Tout semble aller contre elle : elle est instable alors que le jeune homme a des états de service irréprochables et est adoré de ses hommes. Des cabinets de Tel-Aviv à un avant poste au Liban, en passant par les petites villes perdues dans le désert, le pauvre avocat va s’apercevoir que tout est plus compliqué qu’il n’y paraît.

Je ne demandais pas plus que d’aimer ce bouquin. Et j’aurais voulu terminer l’année sur une note enthousiaste. Mais je me suis un peu ennuyé.

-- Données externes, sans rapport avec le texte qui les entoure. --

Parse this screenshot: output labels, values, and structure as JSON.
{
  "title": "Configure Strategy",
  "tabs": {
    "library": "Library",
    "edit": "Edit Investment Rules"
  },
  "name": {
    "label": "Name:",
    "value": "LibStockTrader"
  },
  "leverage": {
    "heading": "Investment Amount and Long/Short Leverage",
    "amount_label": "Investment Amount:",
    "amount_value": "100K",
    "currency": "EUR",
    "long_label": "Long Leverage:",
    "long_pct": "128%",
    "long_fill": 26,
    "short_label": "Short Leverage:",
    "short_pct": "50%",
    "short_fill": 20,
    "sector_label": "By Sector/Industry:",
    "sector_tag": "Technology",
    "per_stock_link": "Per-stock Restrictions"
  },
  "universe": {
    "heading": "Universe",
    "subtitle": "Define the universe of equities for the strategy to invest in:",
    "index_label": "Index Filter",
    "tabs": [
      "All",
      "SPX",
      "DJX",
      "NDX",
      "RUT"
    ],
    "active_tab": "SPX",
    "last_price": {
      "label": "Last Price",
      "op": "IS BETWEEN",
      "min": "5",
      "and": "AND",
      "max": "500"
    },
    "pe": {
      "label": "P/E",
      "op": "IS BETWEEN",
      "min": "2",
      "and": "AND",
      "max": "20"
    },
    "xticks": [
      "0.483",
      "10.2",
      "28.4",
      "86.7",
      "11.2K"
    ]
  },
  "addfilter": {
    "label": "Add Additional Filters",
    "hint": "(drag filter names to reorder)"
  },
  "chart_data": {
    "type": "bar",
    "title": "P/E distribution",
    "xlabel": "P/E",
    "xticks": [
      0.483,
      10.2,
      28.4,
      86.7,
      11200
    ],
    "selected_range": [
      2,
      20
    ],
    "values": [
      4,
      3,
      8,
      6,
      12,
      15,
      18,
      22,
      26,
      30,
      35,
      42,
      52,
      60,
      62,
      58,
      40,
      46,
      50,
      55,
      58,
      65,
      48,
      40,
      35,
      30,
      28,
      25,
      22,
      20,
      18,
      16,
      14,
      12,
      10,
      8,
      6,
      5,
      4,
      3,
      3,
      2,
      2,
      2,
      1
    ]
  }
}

Pourtant ce polar n’est pas inintéressant : la peinture de la société israélienne par l’auteur est riche, complexe, et très éloignée de ce qu’on peut imaginer vu d’ici. Très contrastée mais finalement moins conflictuelle qu’on pourrait l’imaginer au vu des informations qui nous arrivent. Contrastée entre les arrivistes intéressés uniquement par l’argent, les fanatiques religieux, les patriotes qui n’agissent qu’en fonction de l’intérêt de l’état, et une bonne partie de la jeunesse qui erre, sans trop savoir que faire de sa vie. Mais ces gens là, comme dans toute société, cohabitent, vivent les uns à côté des autres, sans vraiment se croiser ni s’affronter. Seul l’enquêteur, obligé d’aller partout, se frotte à tout le monde.

Belle description donc, mais pourquoi ma réticence ?

Essentiellement parce que c’est mou, très mou. A l’image d’un narrateur mou et sans relief, qui passe son temps à dormir quand il n’est pas vraiment obligé de travailler. Et, à l’image du personnage principal qui n’a rien d’enthousiasmant, l’écriture aussi est molle et plate. Pas d’humour, pas d’éclats, pas d’enthousiasme. On ne sent pas la peur du narrateur quand il doit s’avancer en zone de guerre, on ne sent pas sa colère quand on se moque de lui, on ne sent pas sa pitié …

Dommage, avec une situation de départ qui aurait pu être brulante, j’ai eu la sensation de baigner dans une eau tiède. Il paraît que c’est le premier roman de l’auteur, le suivant, déjà publié en France, est peut-être plus réussi …

Maintenant, ciao, et à l’année prochaine.

Yishaï Sarid / Une proie trop facile (Teref Kal, 2000), Actes Sud/Actes Noirs (2015), traduit de l’hébreu par Laurence Sendrowicz.